Last Thursday, RBA Governor Philip Lowe claimed he would not be rushed by the actions of overseas central banks into raising rates. This is to avoid placing too much pressure on households shouldering record levels of debt – including mortgage debt.
Lowe added that he would not be prepared to see the dollar’s exchange rate fall if central banks moved before the RBA believed the time was right for the rate increase.
The current level of household debt means that any increase in rates could have an outsized effect on consumption. “Higher levels of debt mean that household spending could be quite sensitive to increases in interest rates, something the Reserve Bank will be paying close attention to,” Lowe said in a speech delivered in Perth on Thursday.
His comments come amid growing speculation that the long period of very low rates could be coming to an end, as the pace of global economic growth accelerates.
The financial markets’ assessment of the likelihood of an interest rate rise in Australia by next March has risen from 32% to 52%, while an increase by next June is considered a certainty.

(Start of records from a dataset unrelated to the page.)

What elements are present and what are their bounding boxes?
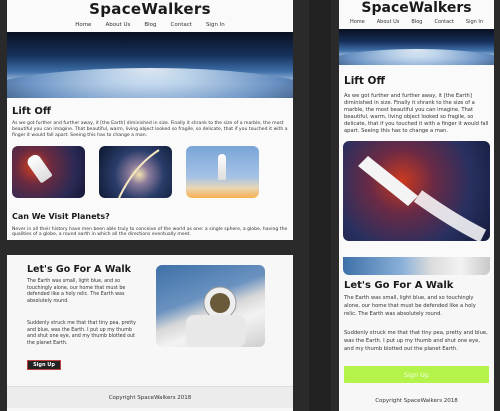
walk-heading: Let's Go For A Walk <box>27 264 131 275</box>
walk-paragraph-2: Suddenly struck me that that tiny pea, p… <box>27 321 136 347</box>
mobile-walk-paragraph-2: Suddenly struck me that that tiny pea, p… <box>344 330 488 352</box>
mobile-lift-off-text: As we got further and further away, it [… <box>344 93 489 135</box>
gallery <box>7 145 293 198</box>
mobile-page-top: SpaceWalkers Home About Us Blog Contact … <box>339 0 494 257</box>
mobile-astronaut-image <box>343 257 490 275</box>
astronaut-image <box>156 265 265 347</box>
mobile-shuttle-image[interactable] <box>343 141 490 242</box>
footer: Copyright SpaceWalkers 2018 <box>7 386 293 408</box>
sign-up-button[interactable]: Sign Up <box>27 360 61 370</box>
mobile-nav-contact[interactable]: Contact <box>434 19 453 25</box>
mobile-nav-blog[interactable]: Blog <box>411 19 422 25</box>
nav-blog[interactable]: Blog <box>144 22 156 28</box>
main-nav: Home About Us Blog Contact Sign In <box>7 22 293 28</box>
mobile-nav-home[interactable]: Home <box>350 19 365 25</box>
planets-text: Never in all their history have men been… <box>12 226 288 237</box>
desktop-page-top: SpaceWalkers Home About Us Blog Contact … <box>7 0 293 240</box>
mobile-footer: Copyright SpaceWalkers 2018 <box>375 398 458 404</box>
launch-trail-image[interactable] <box>99 145 172 198</box>
site-brand[interactable]: SpaceWalkers <box>7 0 293 18</box>
mobile-main-nav: Home About Us Blog Contact Sign In <box>339 19 494 25</box>
mobile-page-bottom: Let's Go For A Walk The Earth was small,… <box>339 257 494 411</box>
mobile-walk-heading: Let's Go For A Walk <box>344 280 454 291</box>
mobile-site-brand[interactable]: SpaceWalkers <box>339 0 494 16</box>
nav-contact[interactable]: Contact <box>171 22 192 28</box>
lift-off-text: As we got further and further away, it [… <box>12 121 288 139</box>
mobile-nav-about[interactable]: About Us <box>377 19 400 25</box>
mobile-walk-paragraph-1: The Earth was small, light blue, and so … <box>344 295 476 317</box>
mobile-sign-up-button[interactable]: Sign Up <box>344 366 489 383</box>
lift-off-heading: Lift Off <box>12 106 52 117</box>
nav-sign-in[interactable]: Sign In <box>206 22 225 28</box>
launchpad-image[interactable] <box>186 145 259 198</box>
hero-earth-image <box>7 32 293 98</box>
shuttle-image-1[interactable] <box>12 145 85 198</box>
mobile-lift-off-heading: Lift Off <box>344 75 385 87</box>
nav-about[interactable]: About Us <box>105 22 130 28</box>
desktop-page-bottom: Let's Go For A Walk The Earth was small,… <box>7 255 293 411</box>
planets-heading: Can We Visit Planets? <box>12 211 110 221</box>
mobile-hero-earth-image <box>339 29 494 65</box>
nav-home[interactable]: Home <box>75 22 91 28</box>
walk-paragraph-1: The Earth was small, light blue, and so … <box>27 279 126 305</box>
mobile-nav-sign-in[interactable]: Sign In <box>466 19 483 25</box>
window-divider <box>309 0 331 411</box>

Lowe said previous periods of rising rates often exposed excessive consumer borrowing. “Investment strategies that looked sensible when interest rates were very low tend not to look so good when interest rates are higher,” he said.
In Australia, the banks’ biggest concern is growing mortgage debt. Total household debt has risen to an average of 190% of household income, which is a record high and is among the highest in the world.